In Jackson Heights ★☆☆☆

À quatre-vingts ans passés,  Frederick Wiseman est le plus grand documentariste contemporain. Il a créé un style documentaire qui s’est imposé comme une règle, au point parfois d’être érigé en dogme : pas de voix off, pas d’explication, pas d’interview,  pas de musique. Des images et du son bruts, captés sur le vif, au plus proche de la réalité.

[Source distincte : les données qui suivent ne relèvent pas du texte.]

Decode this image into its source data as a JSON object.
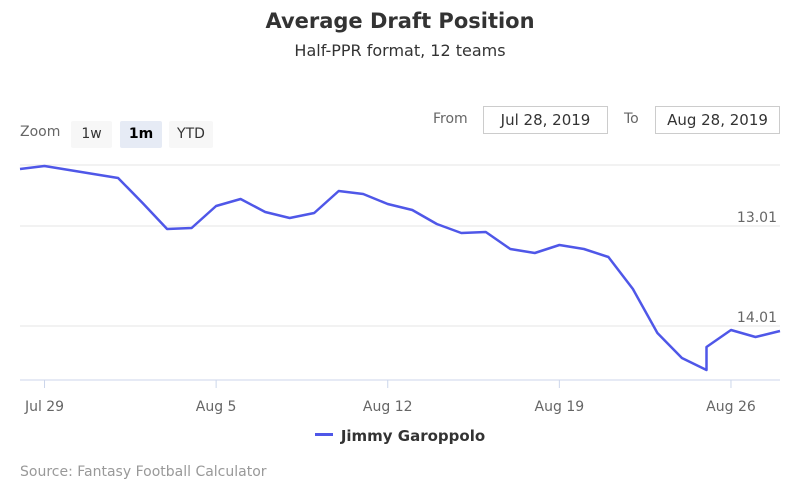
{
  "header": {
    "title": "Average Draft Position",
    "subtitle": "Half-PPR format, 12 teams"
  },
  "zoom": {
    "label": "Zoom",
    "buttons": [
      {
        "label": "1w",
        "active": false
      },
      {
        "label": "1m",
        "active": true
      },
      {
        "label": "YTD",
        "active": false
      }
    ]
  },
  "range": {
    "from_label": "From",
    "from_value": "Jul 28, 2019",
    "to_label": "To",
    "to_value": "Aug 28, 2019"
  },
  "legend": {
    "series_name": "Jimmy Garoppolo"
  },
  "source": "Source: Fantasy Football Calculator",
  "colors": {
    "series": "#4f57e8",
    "grid": "#e6e6e6",
    "axis": "#ccd6eb"
  },
  "chart_data": {
    "type": "line",
    "y_reversed": true,
    "ylim": [
      12.4,
      14.55
    ],
    "xlim": [
      "2019-07-28",
      "2019-08-28"
    ],
    "y_ticks": [
      13.01,
      14.01
    ],
    "x_ticks": [
      {
        "date": "2019-07-29",
        "label": "Jul 29"
      },
      {
        "date": "2019-08-05",
        "label": "Aug 5"
      },
      {
        "date": "2019-08-12",
        "label": "Aug 12"
      },
      {
        "date": "2019-08-19",
        "label": "Aug 19"
      },
      {
        "date": "2019-08-26",
        "label": "Aug 26"
      }
    ],
    "series": [
      {
        "name": "Jimmy Garoppolo",
        "points": [
          {
            "x": "2019-07-28",
            "y": 12.44
          },
          {
            "x": "2019-07-29",
            "y": 12.41
          },
          {
            "x": "2019-07-30",
            "y": 12.45
          },
          {
            "x": "2019-07-31",
            "y": 12.49
          },
          {
            "x": "2019-08-01",
            "y": 12.53
          },
          {
            "x": "2019-08-02",
            "y": 12.78
          },
          {
            "x": "2019-08-03",
            "y": 13.04
          },
          {
            "x": "2019-08-04",
            "y": 13.03
          },
          {
            "x": "2019-08-05",
            "y": 12.81
          },
          {
            "x": "2019-08-06",
            "y": 12.74
          },
          {
            "x": "2019-08-07",
            "y": 12.87
          },
          {
            "x": "2019-08-08",
            "y": 12.93
          },
          {
            "x": "2019-08-09",
            "y": 12.88
          },
          {
            "x": "2019-08-10",
            "y": 12.66
          },
          {
            "x": "2019-08-11",
            "y": 12.69
          },
          {
            "x": "2019-08-12",
            "y": 12.79
          },
          {
            "x": "2019-08-13",
            "y": 12.85
          },
          {
            "x": "2019-08-14",
            "y": 12.99
          },
          {
            "x": "2019-08-15",
            "y": 13.08
          },
          {
            "x": "2019-08-16",
            "y": 13.07
          },
          {
            "x": "2019-08-17",
            "y": 13.24
          },
          {
            "x": "2019-08-18",
            "y": 13.28
          },
          {
            "x": "2019-08-19",
            "y": 13.2
          },
          {
            "x": "2019-08-20",
            "y": 13.24
          },
          {
            "x": "2019-08-21",
            "y": 13.32
          },
          {
            "x": "2019-08-22",
            "y": 13.64
          },
          {
            "x": "2019-08-23",
            "y": 14.08
          },
          {
            "x": "2019-08-24",
            "y": 14.33
          },
          {
            "x": "2019-08-25",
            "y": 14.45
          },
          {
            "x": "2019-08-25",
            "y": 14.22
          },
          {
            "x": "2019-08-26",
            "y": 14.05
          },
          {
            "x": "2019-08-27",
            "y": 14.12
          },
          {
            "x": "2019-08-28",
            "y": 14.06
          }
        ]
      }
    ]
  }
}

Cette technique cinématographique, Wiseman la met au service d’un projet sociologique. Chacun de ses documentaires décrypte une institution : un hôpital (Near Death, 1989), un théâtre (La Comédie-Française, 1996), un centre d’accueil pour femmes battues (Domestic Violence, 2001), une université (At Berkeley, 2013), un musée (National Gallery, 2014)…

Comme son nom l’indique, In Jackson Heights ne décrit pas une institution, mais le quartier le plus cosmopolite de New York où coexistent des communautés du monde entier. En filmant les réunions des associations qui en forment le tissu social – commerçants menacés par la grande distribution, LGBT en butte à l’homophobie, « wetbacks » en mal d’intégration – Wiseman se fait l’hagiographe du melting-pot américain.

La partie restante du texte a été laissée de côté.